How will FOTF work to stop the exposure of elementary, middle, and high school students in public schools to homosexuality-affirming resources disguised as "anti-bullying" resources?
Mr. Daly rejects being "highly confrontational," a commitment with which I would wholeheartedly agree -- depending on how "confrontational" is defined. If Daly means that he seeks to confront the culture, but without hostility, his goal is admirable. If, on the other hand, he is rejecting not just hostility but also cultural confrontations, then there's a problem. To confront means to defy or come up against, which is what will be required if we hope to protect the unborn, children, the family, speech rights, religious liberty, and truth.
Shouldn't we boldly confront the efforts of homosexualists who are work feverishly to expose our littlest ones to homosexuality and "transgenderism" in our public schools? How perverse does the behavior that our public schools affirm have to become and how young the children to whom and in whom it's affirmed before the church as well as para-church organizations will become willing to confront the unproven, corrupt ideas promoted in public schools.
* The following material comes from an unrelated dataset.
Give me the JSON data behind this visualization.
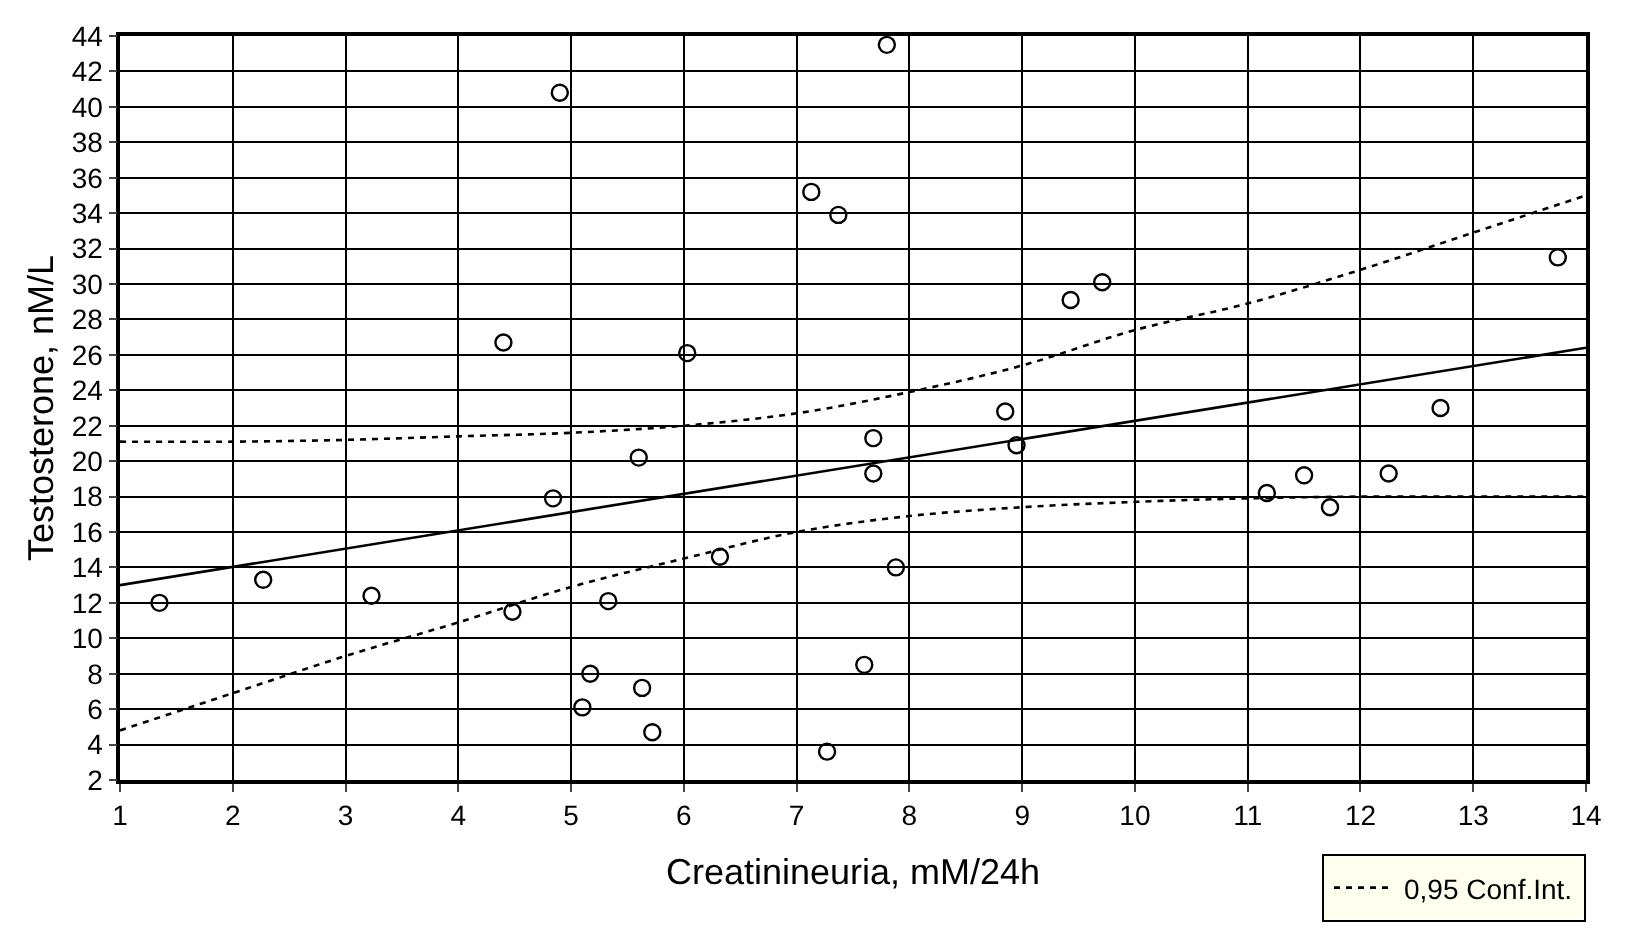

It certainly has not been any mythical confrontational tactics of serious orthodox Christians that have rendered our Christian youth vulnerable to the specious secular arguments used to normalize homosexuality. Here's what has led the body of Christ, including our youth, to tolerating or even affirming heresy:
Far too many churches and para-church organizations are adopting emasculated approaches to the pro-homosexual movement. Not only are we not pro-active in preparing our youth intellectually to understand the specious secular arguments used to normalize homosexuality, but we're not even sufficiently re-active.
Just when the cultural threat is greatest; when Obama has appointed lesbian law professor Chai Feldblum to the Equal Employment Opportunity Commission; when he has appointed Kevin Jennings, homosexual founder of the Gay, Lesbian and Straight Education Network to be the Safe Schools "czar"; when the "Hate Crimes" bill has passed Congress; when the Employment Non-Discrimination Act is soon up for a vote; when the Student Non-Discrimination Act has been proposed; when the Safe Schools Improvement Act has been proposed; and when efforts to eradicate marriage continue unabated, we need warriors who are willing to confront lies and protect children.
Let's hope and pray that Focus on the Family continues to lead courageously, perseveringly, and unambiguously on the critical cultural issues pertaining to life, family, and marriage.